Copper Nodule Defect Detection in Industrial Processes Using Deep Learning

Copper electrolysis is a crucial process in copper smelting. The surface of cathodic copper plates is often affected by various electrolytic process factors, resulting in the formation of nodule defects that significantly impact surface quality and disrupt the downstream production process, making the prompt detection of these defects essential. At present, the detection of cathode copper plate nodules is performed by manual identification. In order to address the issues with manual convex nodule identification on the surface of industrial cathode copper plates in terms of low accuracy, high effort, and low efficiency in the manufacturing process, a lightweight YOLOv5 model combined with the BiFormer attention mechanism is proposed in this paper. The model employs MobileNetV3, a lightweight feature extraction network, as its backbone, reducing the parameter count and computational complexity. Additionally, an attention mechanism is introduced to capture multi-scale information, thereby enhancing the accuracy of nodule recognition. Meanwhile, the F-EIOU loss function is employed to strengthen the model's robustness and generalization ability, effectively addressing noise and imbalance issues in the data.
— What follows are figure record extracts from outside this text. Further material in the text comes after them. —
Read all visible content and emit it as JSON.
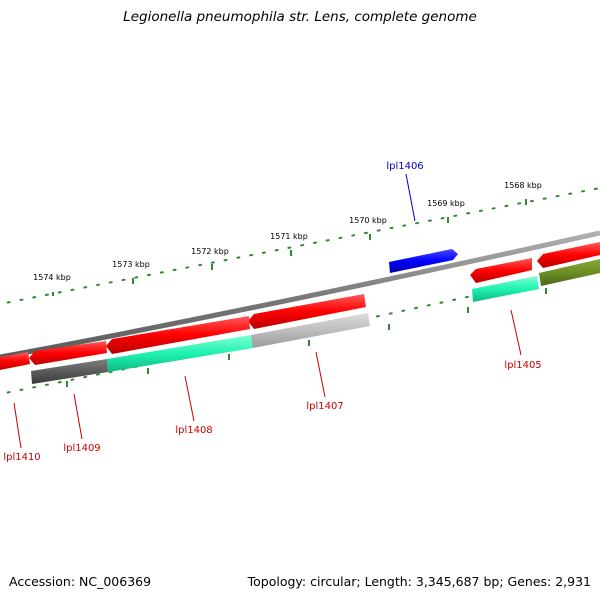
{
  "title": "Legionella pneumophila str. Lens, complete genome",
  "footer": {
    "accession": "Accession: NC_006369",
    "summary": "Topology: circular; Length: 3,345,687 bp; Genes: 2,931"
  },
  "colors": {
    "outer_tick_dot": "#2e8b2e",
    "label_red": "#cc0000",
    "label_blue": "#0000cc",
    "backbone": "#808080"
  },
  "ruler_labels": [
    "1568 kbp",
    "1569 kbp",
    "1570 kbp",
    "1571 kbp",
    "1572 kbp",
    "1573 kbp",
    "1574 kbp"
  ],
  "genes": [
    {
      "name": "lpl1405",
      "label": "lpl1405",
      "color": "#cc0000"
    },
    {
      "name": "lpl1406",
      "label": "lpl1406",
      "color": "#0000cc"
    },
    {
      "name": "lpl1407",
      "label": "lpl1407",
      "color": "#cc0000"
    },
    {
      "name": "lpl1408",
      "label": "lpl1408",
      "color": "#cc0000"
    },
    {
      "name": "lpl1409",
      "label": "lpl1409",
      "color": "#cc0000"
    },
    {
      "name": "lpl1410",
      "label": "lpl1410",
      "color": "#cc0000"
    }
  ]
}
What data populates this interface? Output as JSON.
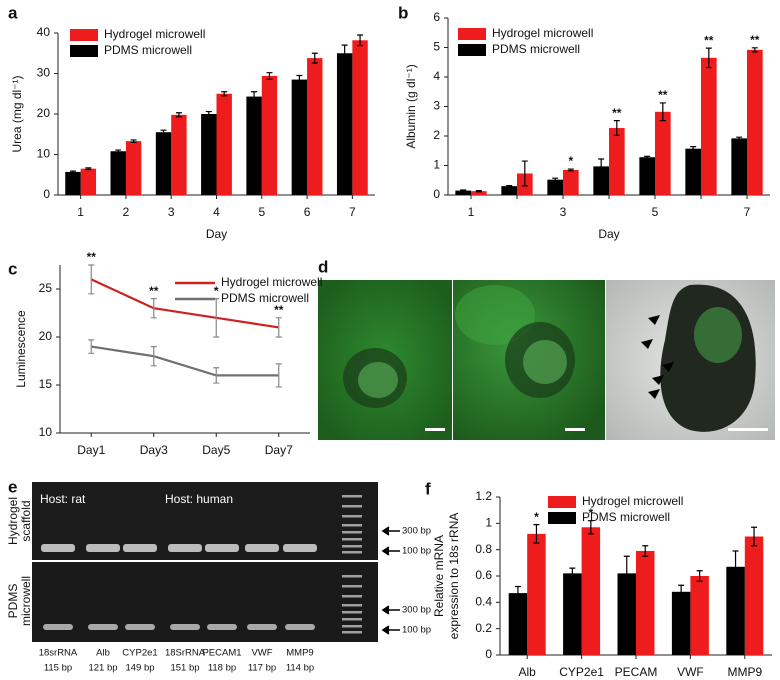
{
  "chart_data": [
    {
      "type": "bar",
      "panel_label": "a",
      "y_label": "Urea (mg dl⁻¹)",
      "x_label": "Day",
      "categories": [
        1,
        2,
        3,
        4,
        5,
        6,
        7
      ],
      "series": [
        {
          "name": "Hydrogel microwell",
          "color": "#ee1c1c",
          "values": [
            6.5,
            13.3,
            19.8,
            25,
            29.4,
            33.8,
            38.2
          ],
          "errors": [
            0.2,
            0.3,
            0.5,
            0.5,
            0.8,
            1.2,
            1.3
          ]
        },
        {
          "name": "PDMS microwell",
          "color": "#000000",
          "values": [
            5.7,
            10.8,
            15.5,
            20,
            24.3,
            28.5,
            35
          ],
          "errors": [
            0.2,
            0.3,
            0.5,
            0.6,
            1.2,
            1.0,
            2.0
          ]
        }
      ],
      "ylim": [
        0,
        40
      ],
      "yticks": [
        0,
        10,
        20,
        30,
        40
      ]
    },
    {
      "type": "bar",
      "panel_label": "b",
      "y_label": "Albumin (g dl⁻¹)",
      "x_label": "Day",
      "categories": [
        1,
        null,
        3,
        null,
        5,
        null,
        7
      ],
      "series": [
        {
          "name": "Hydrogel microwell",
          "color": "#ee1c1c",
          "values": [
            0.13,
            0.73,
            0.85,
            2.27,
            2.82,
            4.65,
            4.92
          ],
          "errors": [
            0.02,
            0.42,
            0.03,
            0.25,
            0.3,
            0.33,
            0.07
          ],
          "significance": [
            null,
            null,
            "*",
            "**",
            "**",
            "**",
            "**"
          ]
        },
        {
          "name": "PDMS microwell",
          "color": "#000000",
          "values": [
            0.15,
            0.3,
            0.52,
            0.97,
            1.28,
            1.57,
            1.92
          ],
          "errors": [
            0.02,
            0.02,
            0.05,
            0.25,
            0.03,
            0.07,
            0.04
          ]
        }
      ],
      "ylim": [
        0,
        6
      ],
      "yticks": [
        0,
        1,
        2,
        3,
        4,
        5,
        6
      ]
    },
    {
      "type": "line",
      "panel_label": "c",
      "y_label": "Luminescence",
      "categories": [
        "Day1",
        "Day3",
        "Day5",
        "Day7"
      ],
      "series": [
        {
          "name": "Hydrogel microwell",
          "color": "#cc2222",
          "values": [
            26,
            23,
            22,
            21
          ],
          "errors": [
            1.5,
            1,
            2,
            1
          ],
          "significance": [
            "**",
            "**",
            "*",
            "**"
          ]
        },
        {
          "name": "PDMS microwell",
          "color": "#707070",
          "values": [
            19,
            18,
            16,
            16
          ],
          "errors": [
            0.7,
            1,
            0.8,
            1.2
          ]
        }
      ],
      "ylim": [
        10,
        27.5
      ],
      "yticks": [
        10,
        15,
        20,
        25
      ]
    },
    {
      "type": "bar",
      "panel_label": "f",
      "y_label": [
        "Relative mRNA",
        "expression to 18s rRNA"
      ],
      "categories": [
        "Alb",
        "CYP2e1",
        "PECAM",
        "VWF",
        "MMP9"
      ],
      "series": [
        {
          "name": "Hydrogel microwell",
          "color": "#ee1c1c",
          "values": [
            0.92,
            0.97,
            0.79,
            0.6,
            0.9
          ],
          "errors": [
            0.07,
            0.05,
            0.04,
            0.04,
            0.07
          ],
          "significance": [
            "*",
            "*",
            null,
            null,
            null
          ]
        },
        {
          "name": "PDMS microwell",
          "color": "#000000",
          "values": [
            0.47,
            0.62,
            0.62,
            0.48,
            0.67
          ],
          "errors": [
            0.05,
            0.04,
            0.13,
            0.05,
            0.12
          ]
        }
      ],
      "ylim": [
        0,
        1.2
      ],
      "yticks": [
        0,
        0.2,
        0.4,
        0.6,
        0.8,
        1,
        1.2
      ]
    }
  ],
  "microscopy": {
    "panel_label": "d"
  },
  "gel": {
    "panel_label": "e",
    "hosts": [
      "Host: rat",
      "Host: human"
    ],
    "rows": [
      [
        "Hydrogel",
        "scaffold"
      ],
      [
        "PDMS",
        "microwell"
      ]
    ],
    "markers": [
      "300 bp",
      "100 bp"
    ],
    "lanes": [
      [
        "18srRNA",
        "115 bp"
      ],
      [
        "Alb",
        "121 bp"
      ],
      [
        "CYP2e1",
        "149 bp"
      ],
      [
        "18SrRNA",
        "151 bp"
      ],
      [
        "PECAM1",
        "118 bp"
      ],
      [
        "VWF",
        "117 bp"
      ],
      [
        "MMP9",
        "114 bp"
      ]
    ]
  }
}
Experimental results demonstrate that the improved YOLOv5 model achieves a precision of 92.71%, a recall of 91.24%, and a mean average precision (mAP) of 92.69%. Moreover, a single-frame detection time of 4.61 ms is achieved by the model, which has a size of 2.91 MB. These metrics meet the requirements of practical production and provide valuable insights for the detection of cathodic copper plate surface quality issues in the copper electrolysis production process.